In most sports nothing affects performance more than the ability to see clearly and correctly. Whether an athlete is tracking a fly ball, returning a serve or throwing a pass, it is his eyes that lead his body.
Until recently most athletes took their eyesight for granted. But according to Dr. James Carlson, chairman of the American Optometric Association's Sports Vision Section, some 3,000 optometrists now work with athletes, from peewees to Olympians to pros.
The most obvious way that optometrists help is by prescribing aids for athletes to wear: corrective lenses, lenses tinted for various light conditions, goggles made of transparent polycarbonate for eye protection.
But beyond that, optometrists are also training athletes' visual systems to perform better. Dr. Alan Reichow, who works with at least 70 athletes each year at Pacific University in Forest Grove, Ore., says that although athletes generally see better than non-athletes, even they have room for improvement. "If an athlete is motivated and you challenge him with visual drills clearly relevant to his sport, his athletic performance will improve," says Reichow. "I have yet to see an exception."

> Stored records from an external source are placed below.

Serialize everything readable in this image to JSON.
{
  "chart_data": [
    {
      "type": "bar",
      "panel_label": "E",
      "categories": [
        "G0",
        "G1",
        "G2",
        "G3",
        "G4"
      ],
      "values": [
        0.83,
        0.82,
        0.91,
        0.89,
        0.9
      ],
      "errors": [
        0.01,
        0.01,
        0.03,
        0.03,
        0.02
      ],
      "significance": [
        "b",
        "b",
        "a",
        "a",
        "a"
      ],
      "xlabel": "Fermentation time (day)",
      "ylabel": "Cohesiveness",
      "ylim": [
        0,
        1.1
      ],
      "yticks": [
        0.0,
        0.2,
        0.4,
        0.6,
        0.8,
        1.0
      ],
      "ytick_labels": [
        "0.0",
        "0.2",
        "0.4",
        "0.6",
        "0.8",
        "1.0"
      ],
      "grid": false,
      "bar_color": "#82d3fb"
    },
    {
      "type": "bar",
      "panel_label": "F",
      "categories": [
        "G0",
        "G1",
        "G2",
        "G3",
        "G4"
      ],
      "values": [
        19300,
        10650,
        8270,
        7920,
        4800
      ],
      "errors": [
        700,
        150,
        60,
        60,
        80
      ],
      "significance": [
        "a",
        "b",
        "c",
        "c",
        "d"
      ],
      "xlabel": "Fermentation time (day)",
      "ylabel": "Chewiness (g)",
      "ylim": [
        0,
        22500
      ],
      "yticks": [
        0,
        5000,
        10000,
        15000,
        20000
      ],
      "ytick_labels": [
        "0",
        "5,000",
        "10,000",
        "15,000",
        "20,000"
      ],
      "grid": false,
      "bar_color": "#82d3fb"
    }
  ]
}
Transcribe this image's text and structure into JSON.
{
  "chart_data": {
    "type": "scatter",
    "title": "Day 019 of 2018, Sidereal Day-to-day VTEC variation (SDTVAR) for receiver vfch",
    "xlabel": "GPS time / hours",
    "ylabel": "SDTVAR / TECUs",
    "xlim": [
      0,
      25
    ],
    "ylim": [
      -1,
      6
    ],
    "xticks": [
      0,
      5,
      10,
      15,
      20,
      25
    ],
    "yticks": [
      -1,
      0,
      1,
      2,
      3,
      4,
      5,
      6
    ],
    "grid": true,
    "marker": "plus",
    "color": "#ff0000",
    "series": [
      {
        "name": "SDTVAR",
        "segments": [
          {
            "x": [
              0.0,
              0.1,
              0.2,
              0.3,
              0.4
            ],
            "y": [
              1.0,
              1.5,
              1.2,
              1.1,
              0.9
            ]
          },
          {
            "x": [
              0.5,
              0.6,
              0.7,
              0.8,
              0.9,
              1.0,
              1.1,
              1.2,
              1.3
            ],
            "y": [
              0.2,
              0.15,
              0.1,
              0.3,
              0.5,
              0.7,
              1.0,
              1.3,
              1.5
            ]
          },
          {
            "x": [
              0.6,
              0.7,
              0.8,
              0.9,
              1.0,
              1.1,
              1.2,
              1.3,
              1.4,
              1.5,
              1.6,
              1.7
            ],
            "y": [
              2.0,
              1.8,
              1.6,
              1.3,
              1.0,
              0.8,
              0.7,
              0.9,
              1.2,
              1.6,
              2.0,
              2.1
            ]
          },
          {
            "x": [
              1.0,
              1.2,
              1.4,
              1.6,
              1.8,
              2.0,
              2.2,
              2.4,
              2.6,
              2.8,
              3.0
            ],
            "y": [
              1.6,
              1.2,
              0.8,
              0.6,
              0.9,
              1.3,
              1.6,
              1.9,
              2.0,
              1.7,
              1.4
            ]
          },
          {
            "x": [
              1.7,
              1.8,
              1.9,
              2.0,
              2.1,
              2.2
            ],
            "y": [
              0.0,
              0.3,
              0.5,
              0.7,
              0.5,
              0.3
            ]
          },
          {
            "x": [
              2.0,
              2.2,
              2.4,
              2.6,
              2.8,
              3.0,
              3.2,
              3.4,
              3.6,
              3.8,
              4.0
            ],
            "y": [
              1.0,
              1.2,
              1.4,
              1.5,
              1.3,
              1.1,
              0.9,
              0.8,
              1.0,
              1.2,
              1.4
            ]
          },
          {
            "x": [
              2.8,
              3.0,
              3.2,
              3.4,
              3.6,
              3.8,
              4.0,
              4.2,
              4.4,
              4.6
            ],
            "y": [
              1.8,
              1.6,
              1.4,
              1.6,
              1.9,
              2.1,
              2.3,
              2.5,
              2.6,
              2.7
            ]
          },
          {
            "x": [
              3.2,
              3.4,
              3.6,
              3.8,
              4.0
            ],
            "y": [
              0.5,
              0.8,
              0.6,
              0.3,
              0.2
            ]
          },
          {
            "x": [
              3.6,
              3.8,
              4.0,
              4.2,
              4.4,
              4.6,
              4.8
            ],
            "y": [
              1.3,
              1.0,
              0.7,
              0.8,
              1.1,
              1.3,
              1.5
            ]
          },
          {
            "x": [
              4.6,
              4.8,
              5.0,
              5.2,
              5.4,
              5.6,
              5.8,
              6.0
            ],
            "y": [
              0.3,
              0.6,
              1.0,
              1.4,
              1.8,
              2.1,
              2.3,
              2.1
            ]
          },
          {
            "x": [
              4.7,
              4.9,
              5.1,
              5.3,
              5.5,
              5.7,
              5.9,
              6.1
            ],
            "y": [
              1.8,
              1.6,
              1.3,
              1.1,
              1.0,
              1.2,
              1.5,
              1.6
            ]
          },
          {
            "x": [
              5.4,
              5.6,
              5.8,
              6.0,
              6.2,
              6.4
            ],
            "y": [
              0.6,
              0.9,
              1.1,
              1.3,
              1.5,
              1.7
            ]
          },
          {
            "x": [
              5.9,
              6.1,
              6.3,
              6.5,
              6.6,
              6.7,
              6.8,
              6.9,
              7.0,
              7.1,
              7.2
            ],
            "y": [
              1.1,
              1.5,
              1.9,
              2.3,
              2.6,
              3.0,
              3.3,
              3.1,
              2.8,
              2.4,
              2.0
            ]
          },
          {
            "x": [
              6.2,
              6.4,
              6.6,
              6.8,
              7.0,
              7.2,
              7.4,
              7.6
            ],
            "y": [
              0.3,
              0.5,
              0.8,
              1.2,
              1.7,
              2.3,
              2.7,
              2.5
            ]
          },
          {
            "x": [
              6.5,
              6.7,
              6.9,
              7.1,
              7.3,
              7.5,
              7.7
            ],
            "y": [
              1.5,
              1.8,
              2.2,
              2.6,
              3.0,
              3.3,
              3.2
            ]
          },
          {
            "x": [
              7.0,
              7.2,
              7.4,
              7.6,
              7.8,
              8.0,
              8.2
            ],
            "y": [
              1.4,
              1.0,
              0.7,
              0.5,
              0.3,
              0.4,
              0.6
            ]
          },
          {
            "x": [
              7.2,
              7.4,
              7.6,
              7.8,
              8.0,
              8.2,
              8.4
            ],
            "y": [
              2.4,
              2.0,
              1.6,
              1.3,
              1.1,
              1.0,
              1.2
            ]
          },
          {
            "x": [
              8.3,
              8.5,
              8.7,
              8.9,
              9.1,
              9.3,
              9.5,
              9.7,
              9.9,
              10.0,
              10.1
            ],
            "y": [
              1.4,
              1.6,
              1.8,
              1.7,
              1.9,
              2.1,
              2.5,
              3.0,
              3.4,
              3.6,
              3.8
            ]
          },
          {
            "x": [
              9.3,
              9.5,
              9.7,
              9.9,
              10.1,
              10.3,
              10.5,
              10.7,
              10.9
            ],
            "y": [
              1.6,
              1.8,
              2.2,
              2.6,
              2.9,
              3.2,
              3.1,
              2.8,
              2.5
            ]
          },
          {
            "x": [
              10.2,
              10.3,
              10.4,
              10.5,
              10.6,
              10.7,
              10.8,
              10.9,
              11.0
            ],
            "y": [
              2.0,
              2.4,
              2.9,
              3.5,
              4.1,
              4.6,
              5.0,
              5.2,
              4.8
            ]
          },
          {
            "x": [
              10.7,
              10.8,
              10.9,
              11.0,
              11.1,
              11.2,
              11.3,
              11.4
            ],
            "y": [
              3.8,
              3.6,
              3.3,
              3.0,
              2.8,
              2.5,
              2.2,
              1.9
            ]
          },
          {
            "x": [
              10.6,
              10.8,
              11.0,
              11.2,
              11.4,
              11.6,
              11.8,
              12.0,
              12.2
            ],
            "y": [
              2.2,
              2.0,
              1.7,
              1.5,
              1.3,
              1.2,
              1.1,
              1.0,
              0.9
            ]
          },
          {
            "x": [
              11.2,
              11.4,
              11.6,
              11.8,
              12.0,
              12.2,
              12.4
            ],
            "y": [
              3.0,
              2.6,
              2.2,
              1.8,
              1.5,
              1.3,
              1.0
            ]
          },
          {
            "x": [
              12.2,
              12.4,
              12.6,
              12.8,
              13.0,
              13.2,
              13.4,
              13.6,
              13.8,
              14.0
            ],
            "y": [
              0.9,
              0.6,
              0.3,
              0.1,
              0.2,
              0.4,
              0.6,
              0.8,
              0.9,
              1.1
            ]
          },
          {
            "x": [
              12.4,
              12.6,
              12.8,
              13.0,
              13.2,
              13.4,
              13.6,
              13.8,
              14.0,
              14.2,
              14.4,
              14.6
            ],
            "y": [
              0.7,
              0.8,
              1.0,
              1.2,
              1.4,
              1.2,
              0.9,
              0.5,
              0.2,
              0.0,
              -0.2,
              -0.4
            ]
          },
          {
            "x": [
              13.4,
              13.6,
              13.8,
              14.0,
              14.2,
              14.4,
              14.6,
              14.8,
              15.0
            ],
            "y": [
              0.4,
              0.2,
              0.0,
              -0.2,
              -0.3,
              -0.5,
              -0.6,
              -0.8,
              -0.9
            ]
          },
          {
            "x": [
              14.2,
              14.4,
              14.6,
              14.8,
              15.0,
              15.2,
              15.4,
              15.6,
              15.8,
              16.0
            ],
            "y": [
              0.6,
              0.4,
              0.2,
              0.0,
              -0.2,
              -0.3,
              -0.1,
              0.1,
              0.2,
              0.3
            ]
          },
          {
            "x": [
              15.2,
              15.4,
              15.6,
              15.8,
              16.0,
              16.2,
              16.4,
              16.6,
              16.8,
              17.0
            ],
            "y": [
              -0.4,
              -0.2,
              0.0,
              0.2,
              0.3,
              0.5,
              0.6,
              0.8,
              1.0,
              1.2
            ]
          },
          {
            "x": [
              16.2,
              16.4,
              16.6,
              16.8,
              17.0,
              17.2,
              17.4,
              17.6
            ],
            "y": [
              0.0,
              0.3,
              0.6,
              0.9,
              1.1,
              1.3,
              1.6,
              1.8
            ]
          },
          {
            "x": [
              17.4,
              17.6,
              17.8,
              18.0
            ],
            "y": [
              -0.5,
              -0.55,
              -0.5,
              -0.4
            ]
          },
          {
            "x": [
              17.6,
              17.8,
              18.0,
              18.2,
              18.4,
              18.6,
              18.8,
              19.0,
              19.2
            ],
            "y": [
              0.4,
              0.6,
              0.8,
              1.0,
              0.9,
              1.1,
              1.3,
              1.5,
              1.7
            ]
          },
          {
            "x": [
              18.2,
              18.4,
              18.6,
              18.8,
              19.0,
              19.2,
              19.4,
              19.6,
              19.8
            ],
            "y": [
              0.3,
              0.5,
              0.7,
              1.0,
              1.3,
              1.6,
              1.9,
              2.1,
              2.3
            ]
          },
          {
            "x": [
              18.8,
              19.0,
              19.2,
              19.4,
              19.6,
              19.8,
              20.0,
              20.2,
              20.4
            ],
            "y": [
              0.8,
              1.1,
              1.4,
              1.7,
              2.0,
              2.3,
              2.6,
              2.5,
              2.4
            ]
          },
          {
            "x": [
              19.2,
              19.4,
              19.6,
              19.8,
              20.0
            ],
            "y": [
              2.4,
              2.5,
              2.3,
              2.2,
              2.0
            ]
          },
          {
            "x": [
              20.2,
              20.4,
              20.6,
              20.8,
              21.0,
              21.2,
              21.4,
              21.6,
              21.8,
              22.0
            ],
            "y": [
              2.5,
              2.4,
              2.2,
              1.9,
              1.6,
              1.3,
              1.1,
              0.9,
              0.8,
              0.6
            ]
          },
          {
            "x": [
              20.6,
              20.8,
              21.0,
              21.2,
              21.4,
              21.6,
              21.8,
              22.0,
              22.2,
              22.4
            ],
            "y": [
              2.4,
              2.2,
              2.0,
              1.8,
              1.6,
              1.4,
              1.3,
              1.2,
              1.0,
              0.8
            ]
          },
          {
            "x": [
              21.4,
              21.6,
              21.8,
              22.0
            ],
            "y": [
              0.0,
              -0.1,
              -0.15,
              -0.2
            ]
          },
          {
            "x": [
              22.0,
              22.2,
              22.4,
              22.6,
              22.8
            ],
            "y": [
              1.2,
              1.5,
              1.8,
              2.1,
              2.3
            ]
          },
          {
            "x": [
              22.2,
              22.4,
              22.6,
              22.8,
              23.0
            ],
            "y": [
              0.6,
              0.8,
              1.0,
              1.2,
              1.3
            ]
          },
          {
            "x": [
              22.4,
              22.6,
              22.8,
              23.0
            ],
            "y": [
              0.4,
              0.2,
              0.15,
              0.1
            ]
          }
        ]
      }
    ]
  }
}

Sports vision specialists still begin with the familiar eye-chart test, but this only gauges an athlete's static vision—the ability of a stationary person to see a stationary object. Going further, they also test the complementary skills in an athlete's visual system, from the ability to recognize a situation instantly and react to it swiftly, to the ability to shift focus quickly and accurately, or to track moving objects and judge their distance, speed and direction. In the new Vision Testing and Performance Laboratory at the U.S. Olympic Training Center in Colorado Springs, an athlete in a visually demanding sport like baseball may undergo as many as 45 different tests.
Next the optometrist supervises drills. His emphasis is twofold: to enhance the entire range of visual skills, and to correct any significant visual shortcomings.
Dr. William Harrison of Laguna Beach, Calif., one of the first optometrists to work with athletes, gives three examples of how their needs and training can differ:
?"At the Kansas City Royals' baseball academy back in 1971, I examined an 18-year-old kid named George Brett. He had hit pretty well in rookie ball, but he had a serious handicap.
"Every time George blinked, that slight visual disruption caused him to have blurred or double vision for a split second afterward. He compensated by staring, and he walked around with eyes as big as silver dollars. But it was impossible to do this all through a game.
"I had him wear polarized glasses and use a vectogram—a device with two polarized pictures that you view at arm's length. George had to separate the pictures manually in various directions, while making his eyes and brain fuse them into one perfect, three-dimensional picture. After only two weeks of daily half-hour drills, his eyes worked so well together that blinking no longer impaired his vision.